SURVEILLANCE: Monitor for symptoms.Detection of toxins in stool specimens is the Gold Standard test for diagnosis of C. difficile infection Footnote 4. Detection of toxins is done using cell culture assays, or Enzyme Immunoassay (EIA) Footnote 4. Diagnosis can also be done by culturing the bacteria on appropriate media such as egg yolk agar-based media or blood agar media Footnote 1Footnote 4. Two different approaches are commonly used for typing of C. difficile strains and include PCR-ribotyping and pulse field gel electrophoresis (PFGE) Footnote 1Footnote 4.
Note: All diagnostic methods are not necessarily available in all countries.
FIRST AID/TREATMENT: Treatment should be supportive with rebalancing of fluid levels and electrolytesFootnote 3. Antibiotic treatment should be discontinued for antibiotic associated diarrhoea (AAD) infection Footnote 2. For patients who do not respond to drug withdrawal or are present with systemic illness, oral metronidazole is used for treatment Footnote 2Footnote 4Footnote 10. Oral vancomycin has been shown to be more effective than metronidazole in treating recurrent infections Footnote 2Footnote 4Footnote 10.
PROPHYLAXIS: Antibacterial prophylaxis is not recommended for C. difficile since antibiotics can have an adverse effect on the normal gut flora Footnote 4.

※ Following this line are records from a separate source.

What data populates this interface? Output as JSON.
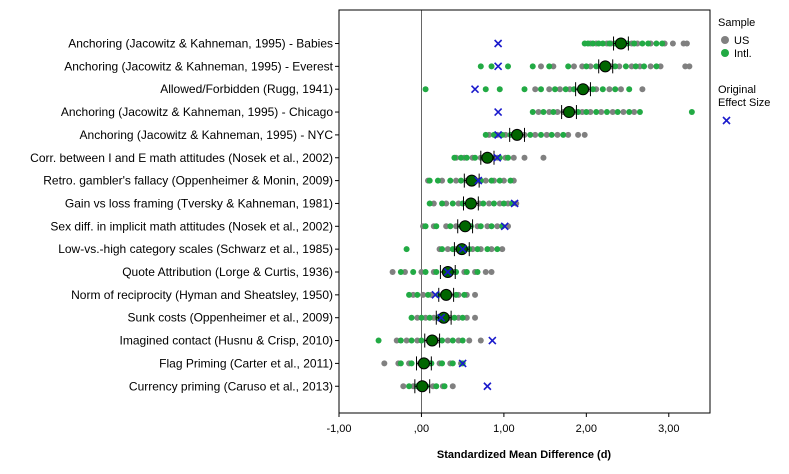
{
  "chart_data": {
    "type": "scatter",
    "xlabel": "Standardized Mean Difference (d)",
    "xlim": [
      -1.0,
      3.5
    ],
    "x_ticks": [
      {
        "value": -1.0,
        "label": "-1,00"
      },
      {
        "value": 0.0,
        "label": ",00"
      },
      {
        "value": 1.0,
        "label": "1,00"
      },
      {
        "value": 2.0,
        "label": "2,00"
      },
      {
        "value": 3.0,
        "label": "3,00"
      }
    ],
    "reference_line": 0.0,
    "legend": {
      "placement": "right",
      "sample_title": "Sample",
      "sample_entries": [
        {
          "label": "US",
          "color": "#808080"
        },
        {
          "label": "Intl.",
          "color": "#22aa44"
        }
      ],
      "original_title_line1": "Original",
      "original_title_line2": "Effect Size",
      "original_marker_color": "#1a1acc"
    },
    "colors": {
      "us": "#808080",
      "intl": "#22aa44",
      "aggregate": "#006600",
      "original": "#1a1acc",
      "ci": "#000000"
    },
    "effects": [
      {
        "label": "Anchoring (Jacowitz & Kahneman, 1995) - Babies",
        "aggregate": 2.42,
        "ci": [
          2.33,
          2.51
        ],
        "original": 0.93,
        "us": [
          2.12,
          2.25,
          2.38,
          2.55,
          2.78,
          2.95,
          3.05,
          3.18,
          3.22,
          2.05,
          2.3,
          2.62
        ],
        "intl": [
          1.98,
          2.02,
          2.08,
          2.15,
          2.2,
          2.28,
          2.35,
          2.45,
          2.5,
          2.58,
          2.68,
          2.75,
          2.85,
          2.92
        ]
      },
      {
        "label": "Anchoring (Jacowitz & Kahneman, 1995) - Everest",
        "aggregate": 2.23,
        "ci": [
          2.15,
          2.32
        ],
        "original": 0.93,
        "us": [
          1.45,
          1.6,
          1.85,
          1.95,
          2.05,
          2.18,
          2.3,
          2.4,
          2.55,
          2.65,
          2.78,
          2.9,
          3.2,
          3.25
        ],
        "intl": [
          0.72,
          0.85,
          1.05,
          1.35,
          1.55,
          1.78,
          2.0,
          2.12,
          2.25,
          2.35,
          2.48,
          2.6,
          2.7,
          2.85
        ]
      },
      {
        "label": "Allowed/Forbidden (Rugg, 1941)",
        "aggregate": 1.96,
        "ci": [
          1.87,
          2.05
        ],
        "original": 0.65,
        "us": [
          1.38,
          1.55,
          1.68,
          1.8,
          1.92,
          2.02,
          2.12,
          2.28,
          2.42,
          2.68
        ],
        "intl": [
          0.05,
          0.78,
          0.95,
          1.25,
          1.45,
          1.62,
          1.75,
          1.85,
          2.08,
          2.2,
          2.35,
          2.52
        ]
      },
      {
        "label": "Anchoring (Jacowitz & Kahneman, 1995) - Chicago",
        "aggregate": 1.79,
        "ci": [
          1.7,
          1.88
        ],
        "original": 0.93,
        "us": [
          1.42,
          1.55,
          1.65,
          1.72,
          1.85,
          1.95,
          2.05,
          2.18,
          2.32,
          2.45,
          2.58
        ],
        "intl": [
          1.35,
          1.48,
          1.6,
          1.78,
          1.9,
          2.0,
          2.12,
          2.25,
          2.38,
          2.52,
          2.65,
          3.28
        ]
      },
      {
        "label": "Anchoring (Jacowitz & Kahneman, 1995) - NYC",
        "aggregate": 1.16,
        "ci": [
          1.07,
          1.25
        ],
        "original": 0.93,
        "us": [
          0.82,
          0.92,
          1.02,
          1.12,
          1.25,
          1.38,
          1.52,
          1.65,
          1.78,
          1.9,
          1.98
        ],
        "intl": [
          0.78,
          0.88,
          0.98,
          1.08,
          1.2,
          1.32,
          1.45,
          1.58,
          1.72
        ]
      },
      {
        "label": "Corr. between I and E math attitudes (Nosek et al., 2002)",
        "aggregate": 0.8,
        "ci": [
          0.72,
          0.88
        ],
        "original": 0.92,
        "us": [
          0.42,
          0.52,
          0.62,
          0.72,
          0.82,
          0.92,
          1.02,
          1.12,
          1.25,
          1.48
        ],
        "intl": [
          0.4,
          0.48,
          0.55,
          0.65,
          0.75,
          0.85,
          0.95,
          1.05
        ]
      },
      {
        "label": "Retro. gambler's fallacy (Oppenheimer & Monin, 2009)",
        "aggregate": 0.61,
        "ci": [
          0.52,
          0.7
        ],
        "original": 0.69,
        "us": [
          0.08,
          0.25,
          0.42,
          0.55,
          0.68,
          0.78,
          0.88,
          1.0,
          1.12
        ],
        "intl": [
          0.1,
          0.2,
          0.35,
          0.48,
          0.6,
          0.72,
          0.85,
          0.95,
          1.08
        ]
      },
      {
        "label": "Gain vs loss framing (Tversky & Kahneman, 1981)",
        "aggregate": 0.6,
        "ci": [
          0.51,
          0.69
        ],
        "original": 1.13,
        "us": [
          0.15,
          0.3,
          0.45,
          0.58,
          0.7,
          0.82,
          0.95,
          1.05,
          1.15
        ],
        "intl": [
          0.1,
          0.25,
          0.38,
          0.5,
          0.62,
          0.75,
          0.88,
          1.0,
          1.1
        ]
      },
      {
        "label": "Sex diff. in implicit math attitudes (Nosek et al., 2002)",
        "aggregate": 0.53,
        "ci": [
          0.44,
          0.62
        ],
        "original": 1.01,
        "us": [
          0.02,
          0.15,
          0.3,
          0.42,
          0.55,
          0.68,
          0.8,
          0.92,
          1.05
        ],
        "intl": [
          0.05,
          0.18,
          0.35,
          0.48,
          0.6,
          0.72,
          0.85,
          0.98
        ]
      },
      {
        "label": "Low-vs.-high category scales (Schwarz et al., 1985)",
        "aggregate": 0.49,
        "ci": [
          0.4,
          0.58
        ],
        "original": 0.5,
        "us": [
          0.22,
          0.32,
          0.42,
          0.52,
          0.62,
          0.72,
          0.85,
          0.98
        ],
        "intl": [
          -0.18,
          0.25,
          0.38,
          0.48,
          0.58,
          0.68,
          0.8,
          0.92
        ]
      },
      {
        "label": "Quote Attribution (Lorge & Curtis, 1936)",
        "aggregate": 0.32,
        "ci": [
          0.23,
          0.41
        ],
        "original": 0.32,
        "us": [
          -0.35,
          -0.2,
          0.0,
          0.15,
          0.28,
          0.4,
          0.52,
          0.65,
          0.78,
          0.85
        ],
        "intl": [
          -0.25,
          -0.1,
          0.05,
          0.18,
          0.3,
          0.42,
          0.55,
          0.68
        ]
      },
      {
        "label": "Norm of reciprocity (Hyman and Sheatsley, 1950)",
        "aggregate": 0.3,
        "ci": [
          0.21,
          0.39
        ],
        "original": 0.17,
        "us": [
          -0.1,
          0.02,
          0.12,
          0.25,
          0.35,
          0.45,
          0.55,
          0.65
        ],
        "intl": [
          -0.15,
          -0.05,
          0.08,
          0.2,
          0.32,
          0.42,
          0.52
        ]
      },
      {
        "label": "Sunk costs (Oppenheimer et al., 2009)",
        "aggregate": 0.27,
        "ci": [
          0.18,
          0.36
        ],
        "original": 0.24,
        "us": [
          -0.05,
          0.05,
          0.15,
          0.25,
          0.35,
          0.45,
          0.55,
          0.65
        ],
        "intl": [
          -0.12,
          0.0,
          0.1,
          0.2,
          0.3,
          0.4,
          0.5
        ]
      },
      {
        "label": "Imagined contact (Husnu & Crisp, 2010)",
        "aggregate": 0.13,
        "ci": [
          0.04,
          0.22
        ],
        "original": 0.86,
        "us": [
          -0.3,
          -0.18,
          -0.05,
          0.08,
          0.2,
          0.32,
          0.45,
          0.58,
          0.72
        ],
        "intl": [
          -0.52,
          -0.25,
          -0.12,
          0.0,
          0.12,
          0.25,
          0.38,
          0.5
        ]
      },
      {
        "label": "Flag Priming (Carter et al., 2011)",
        "aggregate": 0.03,
        "ci": [
          -0.06,
          0.12
        ],
        "original": 0.5,
        "us": [
          -0.45,
          -0.28,
          -0.15,
          -0.02,
          0.1,
          0.22,
          0.35,
          0.48
        ],
        "intl": [
          -0.25,
          -0.12,
          0.0,
          0.12,
          0.25,
          0.38,
          0.5
        ]
      },
      {
        "label": "Currency priming (Caruso et al., 2013)",
        "aggregate": 0.01,
        "ci": [
          -0.08,
          0.1
        ],
        "original": 0.8,
        "us": [
          -0.22,
          -0.1,
          0.02,
          0.14,
          0.26,
          0.38
        ],
        "intl": [
          -0.15,
          -0.05,
          0.06,
          0.18,
          0.28
        ]
      }
    ]
  }
}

LABORATORY-ACQUIRED INFECTIONS: None reported to date.
SOURCE/SPECIMENS: Human fecal and excretion samples Footnote 4, contaminated food products, and bowel luminal contents or tissue.
PRIMARY HAZARDS: Accidental ingestion of the pathogen or its toxins.
SPECIAL HAZARDS: None.
RISK GROUP CLASSIFICATION: Risk Group 2 Footnote 15.
CONTAINMENT REQUIREMENTS: Containment level 2 facilities, equipment, and operational practices are recommended for work involving infectious or potentially infectious materials, animals, or cultures.
PROTECTIVE CLOTHING: Lab coat. Gloves when direct skin contact with infected materials or animals is unavoidable. Eye protection must be used where there is a known or potential risk of exposure to splashes Footnote 16.
OTHER PRECAUTIONS: All procedures that may produce aerosols, or involve high concentrations or large volumes should be conducted in a biological safety cabinet (BSC). The use of needles, syringes, and other sharp objects should be strictly limited. Additional precautions should be considered with work involving animals or large scale activities Footnote 16.
SPILLS: Allow aerosols to settle and, wearing protective clothing, gently cover spill with paper towels and apply an appropriate disinfectant, starting at the perimeter and working towards the centre. Allow sufficient contact time before clean up Footnote 16.
DISPOSAL: Decontaminate all wastes that contain or have come in contact with the infectious organism by autoclave, chemical disinfection, gamma irradiation, or incineration before disposing Footnote 16.
STORAGE: The infectious agent should be stored in leak-proof containers that are appropriately labeled Footnote 16.
REGULATORY INFORMATION: The import, transport, and use of pathogens in Canada is regulated under many regulatory bodies, including the Public Health Agency of Canada, Health Canada, Canadian Food Inspection Agency, Environment Canada, and Transport Canada. Users are responsible for ensuring they are compliant with all relevant acts, regulations, guidelines, and standards.
UPDATED: December 2011
PREPARED BY: Pathogen Regulation Directorate, Public Health Agency of Canada
Although the information, opinions and recommendations contained in this Pathogen Safety Data sheet are compiled from sources believed to be reliable, we accept no responsibility for the accuracy, sufficiency, or reliability or for any loss or injury resulting from the use of the information. Newly discovered hazards are frequent and this information may not be completely up to date.